So we got to D Day, and team Shoreditch had a hard act to follow after an outstanding Opening Night in which the Dream Team (comprising those juveniles from all three teams who could cope with the pressures of Opening Night ) had wowed local dignitaries and a packed audience to rave reviews.
This was a great feeling to come in on, but also an added pressure. The kids were not legally allowed in the theatre until 10 am, and we kicked off at 10.15 am. They were shown a slightly adapted dance routine for the walkdown (finale) by their Dance Captain, and she also explained the presence of a new prop – a curtain, which was to cover the scene change when a ballet sequence took place, and told them how to deal with this. The children were excited and nervous, adrenalin coursing through their veins as we chaperones hurriedly caught up with any last minute changes ourselves. Caz had called me in the morning to ask if I would be happy to act as Lead Chaperone – essentially the one to make the final decisions on the day. I agreed, not really realizing the implications as such, and to be honest, although not an experienced chaperone, I had worked as a show caller/Stage Manager, depending on which arena you are in, so figured that it would be pretty much the same…

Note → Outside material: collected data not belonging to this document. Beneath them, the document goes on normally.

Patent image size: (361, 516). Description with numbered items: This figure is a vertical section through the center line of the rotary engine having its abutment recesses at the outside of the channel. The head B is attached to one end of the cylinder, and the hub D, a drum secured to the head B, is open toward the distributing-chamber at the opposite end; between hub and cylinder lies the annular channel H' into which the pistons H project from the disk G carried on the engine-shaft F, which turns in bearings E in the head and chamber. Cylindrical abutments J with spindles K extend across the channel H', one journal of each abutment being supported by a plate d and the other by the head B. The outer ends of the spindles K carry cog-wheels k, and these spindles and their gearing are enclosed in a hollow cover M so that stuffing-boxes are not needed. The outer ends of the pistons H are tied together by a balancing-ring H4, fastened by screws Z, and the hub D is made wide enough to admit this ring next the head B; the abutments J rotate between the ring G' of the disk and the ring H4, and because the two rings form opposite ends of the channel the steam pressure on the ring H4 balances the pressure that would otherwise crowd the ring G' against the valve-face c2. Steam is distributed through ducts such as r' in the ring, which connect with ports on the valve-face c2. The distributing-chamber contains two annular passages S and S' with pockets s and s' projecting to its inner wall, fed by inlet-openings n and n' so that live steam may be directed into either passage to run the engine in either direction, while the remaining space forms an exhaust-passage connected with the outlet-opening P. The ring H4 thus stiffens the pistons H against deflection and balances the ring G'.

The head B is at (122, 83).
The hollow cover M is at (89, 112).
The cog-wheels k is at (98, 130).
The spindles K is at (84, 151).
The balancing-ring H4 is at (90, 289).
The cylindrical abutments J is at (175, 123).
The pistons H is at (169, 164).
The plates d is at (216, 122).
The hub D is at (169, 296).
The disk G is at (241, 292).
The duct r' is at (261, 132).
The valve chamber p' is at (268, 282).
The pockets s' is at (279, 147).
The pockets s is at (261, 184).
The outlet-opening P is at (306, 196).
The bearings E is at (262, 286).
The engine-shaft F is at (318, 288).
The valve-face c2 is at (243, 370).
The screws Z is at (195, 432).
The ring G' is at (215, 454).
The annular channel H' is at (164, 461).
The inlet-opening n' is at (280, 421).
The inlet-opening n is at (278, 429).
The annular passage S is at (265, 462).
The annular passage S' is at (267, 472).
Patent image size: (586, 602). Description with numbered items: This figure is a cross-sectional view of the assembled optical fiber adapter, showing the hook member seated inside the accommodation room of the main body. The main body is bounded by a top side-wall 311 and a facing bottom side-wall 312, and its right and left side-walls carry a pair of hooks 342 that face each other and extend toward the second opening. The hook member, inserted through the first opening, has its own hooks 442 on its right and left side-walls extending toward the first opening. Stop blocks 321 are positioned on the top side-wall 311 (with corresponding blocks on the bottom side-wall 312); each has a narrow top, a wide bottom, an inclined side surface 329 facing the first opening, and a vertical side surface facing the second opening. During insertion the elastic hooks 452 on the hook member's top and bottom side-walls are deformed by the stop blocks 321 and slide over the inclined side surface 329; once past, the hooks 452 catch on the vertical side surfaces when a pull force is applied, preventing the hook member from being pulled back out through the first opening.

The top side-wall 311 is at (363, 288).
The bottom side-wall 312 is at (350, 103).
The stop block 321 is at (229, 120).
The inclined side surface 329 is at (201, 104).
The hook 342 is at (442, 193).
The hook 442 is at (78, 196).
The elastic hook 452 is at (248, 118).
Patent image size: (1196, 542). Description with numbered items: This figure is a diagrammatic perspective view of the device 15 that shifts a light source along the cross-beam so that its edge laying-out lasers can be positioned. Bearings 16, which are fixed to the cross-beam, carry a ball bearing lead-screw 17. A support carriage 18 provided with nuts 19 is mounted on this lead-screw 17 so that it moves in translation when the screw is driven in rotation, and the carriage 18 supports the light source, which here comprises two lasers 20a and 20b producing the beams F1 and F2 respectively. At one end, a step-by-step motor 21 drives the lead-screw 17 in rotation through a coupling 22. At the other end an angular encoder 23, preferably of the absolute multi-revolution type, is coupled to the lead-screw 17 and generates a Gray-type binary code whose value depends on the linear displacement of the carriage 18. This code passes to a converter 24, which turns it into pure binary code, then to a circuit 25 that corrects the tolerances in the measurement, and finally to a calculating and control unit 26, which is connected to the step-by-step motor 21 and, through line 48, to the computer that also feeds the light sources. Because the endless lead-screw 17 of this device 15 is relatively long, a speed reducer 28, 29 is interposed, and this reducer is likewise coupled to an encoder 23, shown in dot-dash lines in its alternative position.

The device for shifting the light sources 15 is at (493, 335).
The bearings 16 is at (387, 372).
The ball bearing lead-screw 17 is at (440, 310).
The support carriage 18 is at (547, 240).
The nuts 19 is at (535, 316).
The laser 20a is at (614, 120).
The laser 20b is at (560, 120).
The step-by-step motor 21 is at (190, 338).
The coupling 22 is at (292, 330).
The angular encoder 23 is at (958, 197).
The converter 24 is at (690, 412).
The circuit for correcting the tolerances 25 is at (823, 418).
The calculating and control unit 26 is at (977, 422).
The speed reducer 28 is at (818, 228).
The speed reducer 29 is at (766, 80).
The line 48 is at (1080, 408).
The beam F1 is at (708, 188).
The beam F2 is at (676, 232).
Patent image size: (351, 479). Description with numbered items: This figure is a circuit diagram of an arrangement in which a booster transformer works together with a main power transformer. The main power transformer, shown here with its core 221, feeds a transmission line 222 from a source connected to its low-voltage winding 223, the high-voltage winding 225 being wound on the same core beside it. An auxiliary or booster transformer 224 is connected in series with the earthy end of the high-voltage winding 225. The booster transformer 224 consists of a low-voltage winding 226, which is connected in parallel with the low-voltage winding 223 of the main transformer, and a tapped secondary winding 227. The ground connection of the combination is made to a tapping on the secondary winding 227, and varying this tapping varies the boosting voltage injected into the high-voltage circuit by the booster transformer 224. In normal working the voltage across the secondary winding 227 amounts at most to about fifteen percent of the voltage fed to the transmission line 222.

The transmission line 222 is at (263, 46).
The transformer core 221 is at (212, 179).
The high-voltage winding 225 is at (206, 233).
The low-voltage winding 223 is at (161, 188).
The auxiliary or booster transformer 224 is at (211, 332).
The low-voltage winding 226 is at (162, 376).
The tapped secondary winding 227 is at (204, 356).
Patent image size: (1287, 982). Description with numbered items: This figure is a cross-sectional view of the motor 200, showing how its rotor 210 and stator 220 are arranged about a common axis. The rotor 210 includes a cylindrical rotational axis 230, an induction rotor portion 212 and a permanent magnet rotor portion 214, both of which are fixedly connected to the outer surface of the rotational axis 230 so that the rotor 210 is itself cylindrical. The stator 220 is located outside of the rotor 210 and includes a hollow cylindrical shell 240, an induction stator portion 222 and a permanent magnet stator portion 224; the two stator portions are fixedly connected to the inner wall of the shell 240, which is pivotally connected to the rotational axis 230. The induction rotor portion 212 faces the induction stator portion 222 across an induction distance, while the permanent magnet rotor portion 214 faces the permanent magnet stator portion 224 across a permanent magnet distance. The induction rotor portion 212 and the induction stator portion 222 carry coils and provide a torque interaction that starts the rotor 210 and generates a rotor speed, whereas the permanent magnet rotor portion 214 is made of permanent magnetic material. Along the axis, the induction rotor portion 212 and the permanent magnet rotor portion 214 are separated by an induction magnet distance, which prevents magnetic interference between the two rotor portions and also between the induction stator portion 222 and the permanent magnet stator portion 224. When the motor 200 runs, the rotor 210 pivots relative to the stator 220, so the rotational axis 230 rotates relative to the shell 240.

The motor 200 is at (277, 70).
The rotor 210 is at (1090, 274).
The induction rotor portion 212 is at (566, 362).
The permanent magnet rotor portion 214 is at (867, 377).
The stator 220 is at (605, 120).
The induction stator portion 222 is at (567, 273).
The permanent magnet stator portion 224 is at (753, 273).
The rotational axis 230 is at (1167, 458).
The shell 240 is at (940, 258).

…Big mistake… The kids were fine, the chaperones were bundles of nerves by the end of the first act. There were several quick changes which entailed buttons and bows, we had lost and found socks, masks and noses (don’t ask). Sue the Wardrobe Mistress (we christened her Sewing Sue) worked miracles, her needle flashing in and out at speed. We had been running from one side of the stage to the other, passing kids through scenery doors, under the stage, props got caught on the stairs, we nearly missed 2 cues and at one point had to literally shove the kids on to the stage. By the interval, the shock of it had set in, and I (whilst trying to keep a calm exterior) was dreading the second act because this contained the aforesaid walkdown, which was new because it is only traditionally set at the Dress Rehearsal as it is considered to be bad luck beforehand.
During the interval, the producer, choreographer and dance captain came in to speak to the kids. I explained that any mistakes were actually chaperone errors. Generally though, the producer explained, every show opening was expected to have wobbles, and we were all doing really well.
The second half actually went mainly to cue, some of the principal cast cueing us in from the wings – it was literally a case of everyone pulling together. Someone who was watching the show came back and said excitedly ‘It was Brilliant!’
We had got away with it!
We had a three hour break in between shows and so Little Man and I took one of his friends home to play. They chattered animatedly in the back of the car, excited about the next show.
It was then that I began to shake...
What a difference the afternoon made – it was a second run through, our heads were in the right places, it was a fantastic show backstage, the kids were more confident, we were more confident, and the comforting presence of Caz who knew the storyline inside out was a godsend. And to top it all, the next day the critics reviews for the show came out and we had got the full 5 stars.
Things in life are sent to test you, with the understanding that it will all come good in the end. Things may be bad, they may even sometimes be sad – but ultimately, the Show Does Go On.